Justin Hanes, Gizem Osman, Jane Chisholm, Sze Yan Chan, Namho Kim, Kevin M. Shakesheff, Jung Soo Suk, Amanda L. Tatler, James E. Dixon, Jason Rodriguez, and Gregg A. Duncan

Subjects

0301 basic medicine, Biodistribution, Cystic Fibrosis, Genetic enhancement, Plasmid DNA (pDNA), Pharmaceutical Science, Cell-Penetrating Peptides, 02 engineering and technology, Vectors in gene therapy, Transfection, Article, Cell Line, Polyethylene Glycols, Cell-penetrating peptide (CPP), Mice, 03 medical and health sciences, Gene therapy, In vivo, Animals, Humans, Lung, Glycosaminoglycans, Chemistry, Gene Transfer Techniques, DNA, Genetic Therapy, 021001 nanoscience & nanotechnology, Glycosaminoglycan-binding enhanced transduction (GET), 3. Good health, Cell biology, 030104 developmental biology, transduction (GET), Glycosaminoglycan-binding enhanced, PEGylation, Cell-penetrating peptide, Nanoparticles, 0210 nano-technology, Ex vivo

Abstract

The lung remains an attractive target for the gene therapy of monogenetic diseases such as cystic fibrosis (CF). Despite over 27 clinical trials, there are still very few gene therapy vectors that have shown any improvement in lung function; highlighting the need to develop formulations with improved gene transfer potency and the desirable physiochemical characteristics for efficacious therapy.
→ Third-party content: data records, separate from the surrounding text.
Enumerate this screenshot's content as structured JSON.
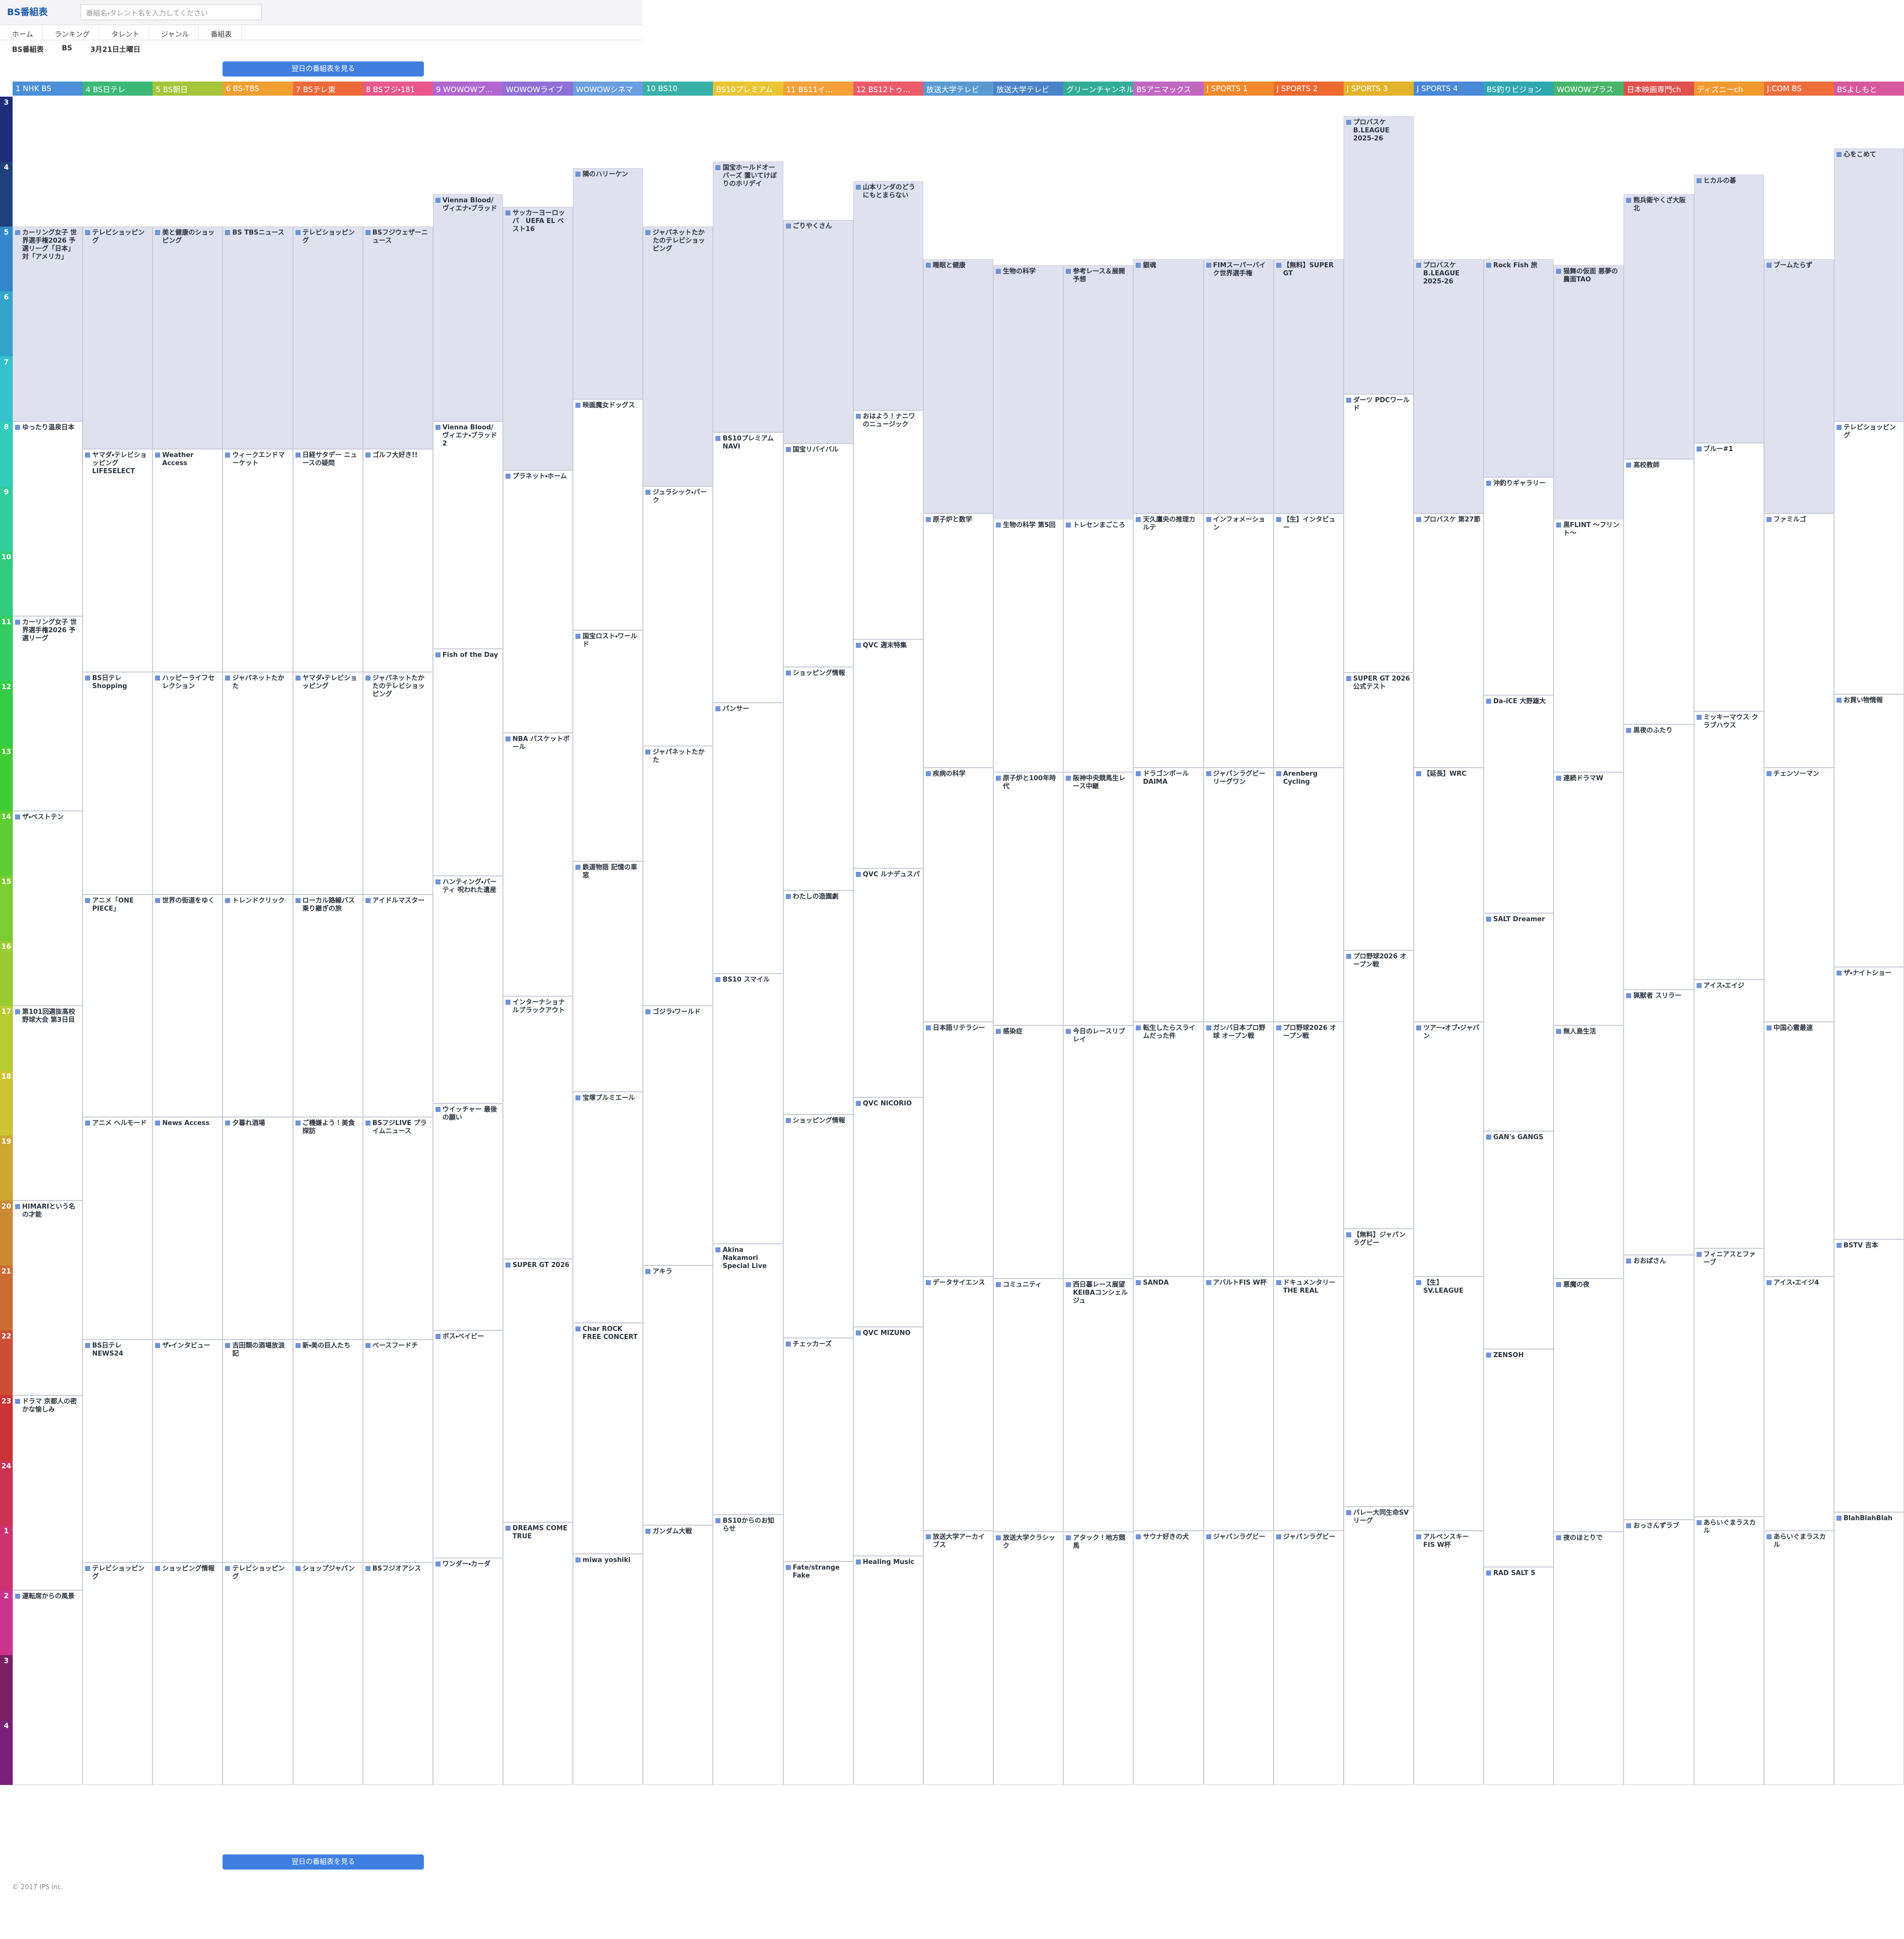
{
  "header": {
    "logo": "BS番組表",
    "search_placeholder": "番組名・タレント名を入力してください"
  },
  "nav": [
    "ホーム",
    "ランキング",
    "タレント",
    "ジャンル",
    "番組表"
  ],
  "selectors": [
    "BS番組表",
    "BS",
    "3月21日土曜日"
  ],
  "next_day_button": "翌日の番組表を見る",
  "hours": [
    3,
    4,
    5,
    6,
    7,
    8,
    9,
    10,
    11,
    12,
    13,
    14,
    15,
    16,
    17,
    18,
    19,
    20,
    21,
    22,
    23,
    24,
    1,
    2,
    3,
    4
  ],
  "channels": [
    {
      "name": "1 NHK BS",
      "color": "#4a8fd8",
      "programs": [
        "カーリング女子 世界選手権2026 予選リーグ「日本」対「アメリカ」",
        "ゆったり温泉日本",
        "カーリング女子 世界選手権2026 予選リーグ",
        "ザ・ベストテン",
        "第101回選抜高校野球大会 第3日目",
        "HIMARIという名の才能",
        "ドラマ 京都人の密かな愉しみ",
        "運転席からの風景"
      ]
    },
    {
      "name": "4 BS日テレ",
      "color": "#3cb878",
      "programs": [
        "テレビショッピング",
        "ヤマダ・テレビショッピング LIFESELECT",
        "BS日テレ Shopping",
        "アニメ「ONE PIECE」",
        "アニメ ヘルモード",
        "BS日テレNEWS24",
        "テレビショッピング"
      ]
    },
    {
      "name": "5 BS朝日",
      "color": "#a6c53a",
      "programs": [
        "美と健康のショッピング",
        "Weather Access",
        "ハッピーライフセレクション",
        "世界の街道をゆく",
        "News Access",
        "ザ・インタビュー",
        "ショッピング情報"
      ]
    },
    {
      "name": "6 BS-TBS",
      "color": "#f0a030",
      "programs": [
        "BS TBSニュース",
        "ウィークエンドマーケット",
        "ジャパネットたかた",
        "トレンドクリック",
        "夕暮れ酒場",
        "吉田類の酒場放浪記",
        "テレビショッピング"
      ]
    },
    {
      "name": "7 BSテレ東",
      "color": "#ef6a3a",
      "programs": [
        "テレビショッピング",
        "日経サタデー ニュースの疑問",
        "ヤマダ・テレビショッピング",
        "ローカル路線バス乗り継ぎの旅",
        "ご機嫌よう！美食探訪",
        "新・美の巨人たち",
        "ショップジャパン"
      ]
    },
    {
      "name": "8 BSフジ・181",
      "color": "#e8588a",
      "programs": [
        "BSフジウェザーニュース",
        "ゴルフ大好き!!",
        "ジャパネットたかたのテレビショッピング",
        "アイドルマスター",
        "BSフジLIVE プライムニュース",
        "ベースフードチ",
        "BSフジオアシス"
      ]
    },
    {
      "name": "9 WOWOWプ…",
      "color": "#b068d0",
      "programs": [
        "Vienna Blood/ヴィエナ・ブラッド",
        "Vienna Blood/ヴィエナ・ブラッド 2",
        "Fish of the Day",
        "ハンティング・パーティ 呪われた遺産",
        "ウイッチャー 最後の願い",
        "ボス・ベイビー",
        "ワンダー・カーダ"
      ]
    },
    {
      "name": "WOWOWライブ",
      "color": "#8e70d6",
      "programs": [
        "サッカーヨーロッパ　UEFA EL ベスト16",
        "プラネット・ホーム",
        "NBA バスケットボール",
        "インターナショナルブラックアウト",
        "SUPER GT 2026",
        "DREAMS COME TRUE"
      ]
    },
    {
      "name": "WOWOWシネマ",
      "color": "#6a9ee0",
      "programs": [
        "隣のハリーケン",
        "映画魔女ドッグス",
        "国宝ロスト・ワールド",
        "鉄道物語 記憶の車窓",
        "宝塚プルミエール",
        "Char ROCK FREE CONCERT",
        "miwa yoshiki"
      ]
    },
    {
      "name": "10 BS10",
      "color": "#39b0a8",
      "programs": [
        "ジャパネットたかたのテレビショッピング",
        "ジュラシック・パーク",
        "ジャパネットたかた",
        "ゴジラ・ワールド",
        "アキラ",
        "ガンダム大戦"
      ]
    },
    {
      "name": "BS10プレミアム",
      "color": "#e9c533",
      "programs": [
        "国宝ホールドオーバーズ 置いてけぼりのホリデイ",
        "BS10プレミアム NAVI",
        "パンサー",
        "BS10 スマイル",
        "Akina Nakamori Special Live",
        "BS10からのお知らせ"
      ]
    },
    {
      "name": "11 BS11イ…",
      "color": "#f5a03a",
      "programs": [
        "ごりやくさん",
        "国宝リバイバル",
        "ショッピング情報",
        "わたしの造園劇",
        "ショッピング情報",
        "チェッカーズ",
        "Fate/strange Fake"
      ]
    },
    {
      "name": "12 BS12トゥ…",
      "color": "#ee5a6a",
      "programs": [
        "山本リンダのどうにもとまらない",
        "おはよう！ナニワのニュージック",
        "QVC 週末特集",
        "QVC ルナデュスパ",
        "QVC NICORIO",
        "QVC MIZUNO",
        "Healing Music"
      ]
    },
    {
      "name": "放送大学テレビ",
      "color": "#5a9ad0",
      "programs": [
        "睡眠と健康",
        "原子炉と数学",
        "疾病の科学",
        "日本語リテラシー",
        "データサイエンス",
        "放送大学アーカイブス"
      ]
    },
    {
      "name": "放送大学テレビ",
      "color": "#4a84c8",
      "programs": [
        "生物の科学",
        "生物の科学 第5回",
        "原子炉と100年時代",
        "感染症",
        "コミュニティ",
        "放送大学クラシック"
      ]
    },
    {
      "name": "グリーンチャンネル",
      "color": "#34ad98",
      "programs": [
        "参考レース＆展開予想",
        "トレセンまごころ",
        "阪神中央競馬生レース中継",
        "今日のレースリプレイ",
        "西日暮レース展望 KEIBAコンシェルジュ",
        "アタック！地方競馬"
      ]
    },
    {
      "name": "BSアニマックス",
      "color": "#c068c0",
      "programs": [
        "銀魂",
        "天久鷹央の推理カルテ",
        "ドラゴンボール DAIMA",
        "転生したらスライムだった件",
        "SANDA",
        "サウナ好きの犬"
      ]
    },
    {
      "name": "J SPORTS 1",
      "color": "#f28a2c",
      "programs": [
        "FIMスーパーバイク世界選手権",
        "インフォメーション",
        "ジャパンラグビー リーグワン",
        "ガンバ日本プロ野球 オープン戦",
        "アバルトFIS W杯",
        "ジャパンラグビー"
      ]
    },
    {
      "name": "J SPORTS 2",
      "color": "#ee6a30",
      "programs": [
        "【無料】SUPER GT",
        "【生】インタビュー",
        "Arenberg Cycling",
        "プロ野球2026 オープン戦",
        "ドキュメンタリー THE REAL",
        "ジャパンラグビー"
      ]
    },
    {
      "name": "J SPORTS 3",
      "color": "#e3b32c",
      "programs": [
        "プロバスケ B.LEAGUE 2025-26",
        "ダーツ PDCワールド",
        "SUPER GT 2026 公式テスト",
        "プロ野球2026 オープン戦",
        "【無料】ジャパンラグビー",
        "バレー大同生命SVリーグ"
      ]
    },
    {
      "name": "J SPORTS 4",
      "color": "#4a88d8",
      "programs": [
        "プロバスケ B.LEAGUE 2025-26",
        "プロバスケ 第27節",
        "【延長】WRC",
        "ツアー・オブ・ジャパン",
        "【生】SV.LEAGUE",
        "アルペンスキー FIS W杯"
      ]
    },
    {
      "name": "BS釣りビジョン",
      "color": "#2fa7b0",
      "programs": [
        "Rock Fish 旅",
        "沖釣りギャラリー",
        "Da-iCE 大野雄大",
        "SALT Dreamer",
        "GAN's GANGS",
        "ZENSOH",
        "RAD SALT 5"
      ]
    },
    {
      "name": "WOWOWプラス",
      "color": "#49b56a",
      "programs": [
        "猫舞の仮面 悪夢の農面TAO",
        "黒FLINT 〜フリント〜",
        "連続ドラマW",
        "無人島生活",
        "悪魔の夜",
        "夜のほとりで"
      ]
    },
    {
      "name": "日本映画専門ch",
      "color": "#e0504c",
      "programs": [
        "熊兵衛やくざ大阪北",
        "高校教師",
        "黒夜のふたり",
        "猟獣者 スリラー",
        "おおばさん",
        "おっさんずラブ"
      ]
    },
    {
      "name": "ディズニーch",
      "color": "#f29a30",
      "programs": [
        "ヒカルの碁",
        "ブルー#1",
        "ミッキーマウス クラブハウス",
        "アイス・エイジ",
        "フィニアスとファーブ",
        "あらいぐまラスカル"
      ]
    },
    {
      "name": "J:COM BS",
      "color": "#ef6e3c",
      "programs": [
        "ブームたらず",
        "ファミルゴ",
        "チェンソーマン",
        "中国心霊最速",
        "アイス・エイジ4",
        "あらいぐまラスカル"
      ]
    },
    {
      "name": "BSよしもと",
      "color": "#d8589c",
      "programs": [
        "心をこめて",
        "テレビショッピング",
        "お買い物情報",
        "ザ・ナイトショー",
        "BSTV 吉本",
        "BlahBlahBlah"
      ]
    }
  ],
  "footer": "© 2017 IPS inc."
}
Herein, we introduce a novel cell penetrating peptide (CPP)-based non-viral vector that utilises glycosaminoglycan (GAG)-binding enhanced transduction (GET) for highly efficient gene transfer. GET peptides couple directly with DNA through electrostatic interactions to form nanoparticles (NPs). In order to adapt the GET peptide for efficient in vivo delivery, we engineered PEGylated versions of the peptide and employed a strategy to form DNA NPs with different densities of PEG coatings. We were able to identify candidate formulations (PEGylation rates ≥ 40%) that shielded the positively charged surface of particles, maintained colloidal stability in bronchoalveolar lavage fluid (BALF) and retained gene transfer activity in human bronchial epithelial cell lines and precision cut lung slices (PCLS) in vitro. Using multiple particle tracking (MPT) technology, we demonstrated that PEG-GET complexes were able to navigate the mucus mesh and diffuse rapidly through patient CF sputum samples ex vivo. When tested in mouse lung models in vivo, PEGylated particles demonstrated superior biodistribution, improved safety profiles and efficient gene transfer of a reporter luciferase plasmid compared to non-PEGylated complexes. Furthermore, gene expression was significantly enhanced in comparison to polyethylenimine (PEI), a non-viral gene carrier that has been widely tested in pre-clinical settings. This work describes an innovative approach that combines novel GET peptides for enhanced transfection with a tuneable PEG coating for efficacious lung gene therapy.